Any suggestions would be very welcome!
推荐答案
尽管我的选择路径与您的有所不同,但我还是给了它一个机会.也许,有一种方法可以按原样操作数据以给出结果(甚至可能很快),但是我更喜欢使用长"格式.长格式也可以通过"data.table"和"dplyr"之类的包快速进行处理.
I gave it a shot, although I followed a bit different path than yours. Perhaps, there could be a way to manipulate your data as is to give the result (and maybe, even, fast) but I preferred to use a "long" format instead.

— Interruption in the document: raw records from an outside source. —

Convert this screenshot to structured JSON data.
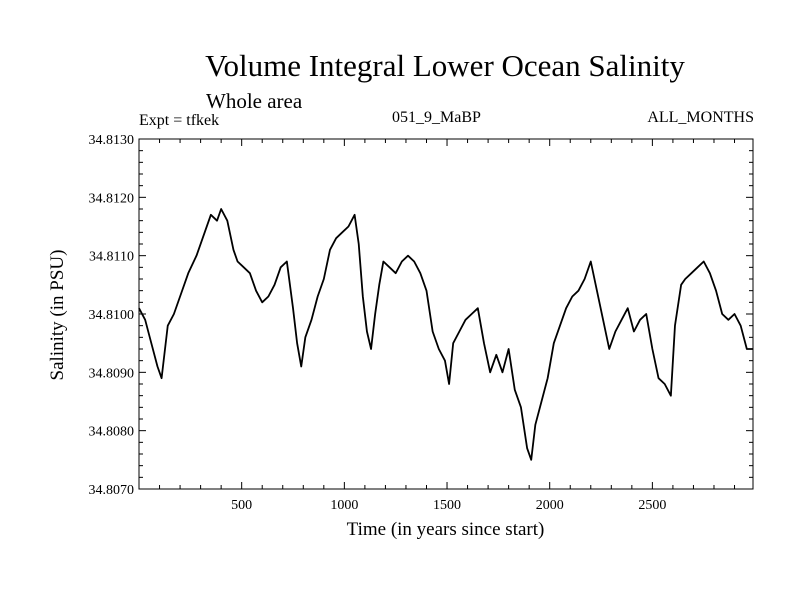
{
  "header": {
    "title": "Volume Integral Lower Ocean Salinity",
    "subtitle": "Whole area",
    "expt": "Expt = tfkek",
    "run_id": "051_9_MaBP",
    "months": "ALL_MONTHS"
  },
  "chart_data": {
    "type": "line",
    "title": "Volume Integral Lower Ocean Salinity",
    "xlabel": "Time (in years since start)",
    "ylabel": "Salinity (in PSU)",
    "xlim": [
      0,
      2990
    ],
    "ylim": [
      34.807,
      34.813
    ],
    "xticks": [
      500,
      1000,
      1500,
      2000,
      2500
    ],
    "yticks": [
      "34.8070",
      "34.8080",
      "34.8090",
      "34.8100",
      "34.8110",
      "34.8120",
      "34.8130"
    ],
    "grid": false,
    "series": [
      {
        "x": [
          0,
          30,
          60,
          90,
          110,
          140,
          170,
          200,
          240,
          280,
          320,
          350,
          380,
          400,
          430,
          460,
          480,
          510,
          540,
          570,
          600,
          630,
          660,
          690,
          720,
          750,
          770,
          790,
          810,
          840,
          870,
          900,
          930,
          960,
          990,
          1020,
          1050,
          1070,
          1090,
          1110,
          1130,
          1150,
          1170,
          1190,
          1220,
          1250,
          1280,
          1310,
          1340,
          1370,
          1400,
          1430,
          1460,
          1490,
          1510,
          1530,
          1560,
          1590,
          1620,
          1650,
          1680,
          1710,
          1740,
          1770,
          1800,
          1830,
          1860,
          1890,
          1910,
          1930,
          1960,
          1990,
          2020,
          2050,
          2080,
          2110,
          2140,
          2170,
          2200,
          2230,
          2260,
          2290,
          2320,
          2350,
          2380,
          2410,
          2440,
          2470,
          2500,
          2530,
          2560,
          2590,
          2610,
          2640,
          2660,
          2690,
          2720,
          2750,
          2780,
          2810,
          2840,
          2870,
          2900,
          2930,
          2960,
          2990
        ],
        "y": [
          34.8101,
          34.8099,
          34.8095,
          34.8091,
          34.8089,
          34.8098,
          34.81,
          34.8103,
          34.8107,
          34.811,
          34.8114,
          34.8117,
          34.8116,
          34.8118,
          34.8116,
          34.8111,
          34.8109,
          34.8108,
          34.8107,
          34.8104,
          34.8102,
          34.8103,
          34.8105,
          34.8108,
          34.8109,
          34.8101,
          34.8095,
          34.8091,
          34.8096,
          34.8099,
          34.8103,
          34.8106,
          34.8111,
          34.8113,
          34.8114,
          34.8115,
          34.8117,
          34.8112,
          34.8103,
          34.8097,
          34.8094,
          34.81,
          34.8105,
          34.8109,
          34.8108,
          34.8107,
          34.8109,
          34.811,
          34.8109,
          34.8107,
          34.8104,
          34.8097,
          34.8094,
          34.8092,
          34.8088,
          34.8095,
          34.8097,
          34.8099,
          34.81,
          34.8101,
          34.8095,
          34.809,
          34.8093,
          34.809,
          34.8094,
          34.8087,
          34.8084,
          34.8077,
          34.8075,
          34.8081,
          34.8085,
          34.8089,
          34.8095,
          34.8098,
          34.8101,
          34.8103,
          34.8104,
          34.8106,
          34.8109,
          34.8104,
          34.8099,
          34.8094,
          34.8097,
          34.8099,
          34.8101,
          34.8097,
          34.8099,
          34.81,
          34.8094,
          34.8089,
          34.8088,
          34.8086,
          34.8098,
          34.8105,
          34.8106,
          34.8107,
          34.8108,
          34.8109,
          34.8107,
          34.8104,
          34.81,
          34.8099,
          34.81,
          34.8098,
          34.8094,
          34.8094
        ]
      }
    ]
  }
}
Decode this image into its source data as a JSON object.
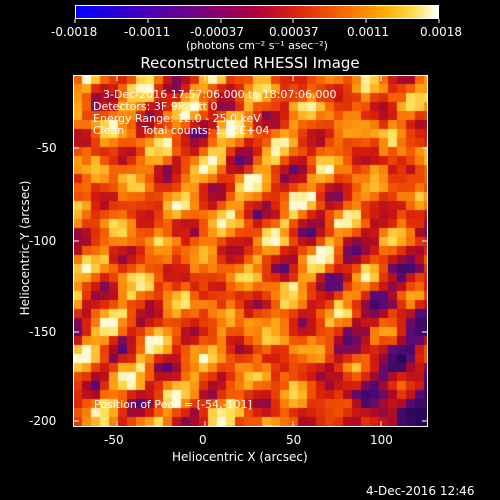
{
  "colorbar": {
    "tick_labels": [
      "-0.0018",
      "-0.0011",
      "-0.00037",
      "0.00037",
      "0.0011",
      "0.0018"
    ],
    "units_label": "(photons cm⁻² s⁻¹ asec⁻²)"
  },
  "plot": {
    "title": "Reconstructed RHESSI Image",
    "info_lines": [
      "3-Dec-2016 17:57:06.000 to 18:07:06.000",
      "Detectors: 3F 9F, Att 0",
      "Energy Range: 12.0 - 25.0 keV",
      "Clean     Total counts: 1.96E+04"
    ],
    "peak_label": "Position of Peak = [-54,-101]",
    "xlabel": "Heliocentric X (arcsec)",
    "ylabel": "Heliocentric Y (arcsec)",
    "x_tick_labels": [
      "-50",
      "0",
      "50",
      "100"
    ],
    "y_tick_labels": [
      "-50",
      "-100",
      "-150",
      "-200"
    ]
  },
  "timestamp": "4-Dec-2016 12:46",
  "colors": {
    "background": "#000000",
    "text": "#ffffff",
    "cold": "#2a0a5a",
    "hot": "#fff080"
  }
}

A long format can, also, be fastly manipulated with packages like "data.table" and "dplyr".
首先,我将您的av
转换为以下格式的长格式:
Firstly, I transformed your av
to a long format of the following format:
#turn to long format
long_DF = as.data.frame(as.table(av), responseName = "value")
#tidy up
tmp = do.call(rbind.data.frame, strsplit(as.character(long_DF[[2]]), "_"))
long_DF$firm = tmp[, 1] ; long_DF$year = tmp[, 2]
long_DF$event = long_DF[[1]] ; long_DF = long_DF[-(1:2)]
long_DF[c(1,4,5,8,15,16,20), ]
# value firm year event
#1 0 a 1980 X1
#4 0 a 1980 X4
#5 0 a 1980 X5
#8 1 a 1980 X8
#15 0 b 1980 X5
#16 0 b 1980 X6
#20 1 b 1980 X10
从现在开始,我想将会有许多不同且更有效的方法,但是我只能-提出以下内容:
From here on, I guess there would be many different and more efficient approaches, but I could -only- come up with the following:
#3D array
res = xtabs(value ~ firm + year + event, long_DF)
res[, , 3, drop = F]
#, , event = X3
#
# year
#firm 1980 1981 1982 1983 1984 1985 1986 1987
# a 0 0 0 0 0 0 0 0
# b 0 0 0 0 1 0 0 0
# c 0 0 0 0 0 0 0 1
# d 0 0 0 0 0 0 0 0
# e 0 0 0 0 0 0 0 0
对于每个第3维,您可以搜索1)哪个值([行,列])大于0和2)哪个值在可用的最小列中(即事件发生在较早的年份).此功能的实现可以是以下功能:
For each 3rd dimension you could search for 1)which values ([row, column]) are above 0 and 2) which of them are in the minimum column available (i.e. the event occured in an earlier year). An implementation of this could be the following function:
#function to apply to each 3rd dimension
f1 = function(x) {
wh = which(x > 0, arr.ind = T)
wh2 = which(wh[, "col"] == min(wh[, "col"]))
wh3 = wh[wh2, , drop = F]
cbind.data.frame(firm = rownames(x)[wh3[, 1]],
year = colnames(x)[wh3[, 2]],
val = x[wh3])
}
然后将该函数应用于每个第3维;即针对每个事件:
And apply the function to each 3rd dimension; i.e. to each event:
ret = apply(res, 3, f1)
#ret
ans = cbind.data.frame(event = rep(names(ret), lapply(ret, nrow)),
do.call(rbind.data.frame, apply(res, 3, f1)))
ans
# event firm year val
#X1 X1 b 1984 1
#X2 X2 b 1984 1
#X3 X3 b 1984 1
#X4 X4 b 1984 1
#X5 X5 b 1984 1
#X6 X6 b 1984 1
#X7 X7 b 1984 1
#X8.1 X8 a 1980 1
#X8.2 X8 b 1980 2
#X8.3 X8 d 1980 1
#X8.4 X8 e 1980 2
#X9 X9 a 1980 2
#X10.1 X10 b 1980 1
#X10.2 X10 c 1980 2
#X10.3 X10 e 1980 1
这篇关于R:搜寻和隔离时间序列中的多个首次出现的文章就介绍到这了,希望我们推荐的答案对大家有所帮助,也希望大家多多支持!